Coeds were passing out coffee to the students, and athletic officials were busy trying to locate those rumored not to have been on the plane. And they were praying.
Names were mentioned . . . Morehouse . . . Tolley . . .and on and on...and always the fear kept coming back...Were they on the plane?
Across campus, a memorial service was underway in the Campus Christian Center. Seven MU ministers and some 400 MU students offered their prayer for the victims of the crash.
The service opened with a mournful, pensive African folk song, "Kumbaya."
"Someone's singing Lord, Kumbaya...Someones hurting Lord, Kumbaya...someone's praying, Lord, Kaumbaya [sic]." The lyrics filtered through the crowd, and no one dared not sing. And still the tears came.
And then the prayers. "They, those who have been so dear to us, have so soon passed by. He is watching us. He is here with us. He is binding us together. And the Lord shall watch over them, as they enter the Kingdom of Heaven." The ominous "Amen" was punctuated by the wailing of a siren on Fifth Ave.

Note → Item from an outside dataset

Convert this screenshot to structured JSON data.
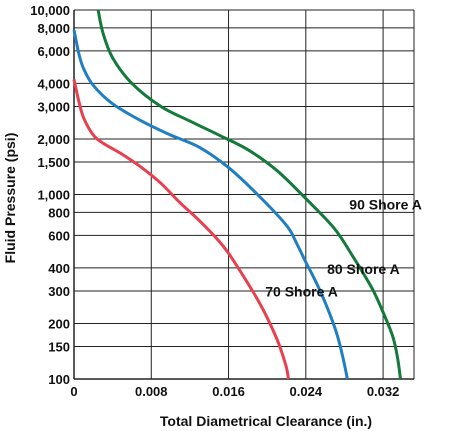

A light, cold rain fell on the students, faculty and staff as they left the chapel. And the tears, the sobs, began anew.
"God, what has happened...what has happened," sobbed a red-eyed coed as she walked slowly back to her dormitory room.
Marshall is the best-known team plane crash, but it was not the first, nor the last. Two other football teams had crashed prior to the Marshall tragedy.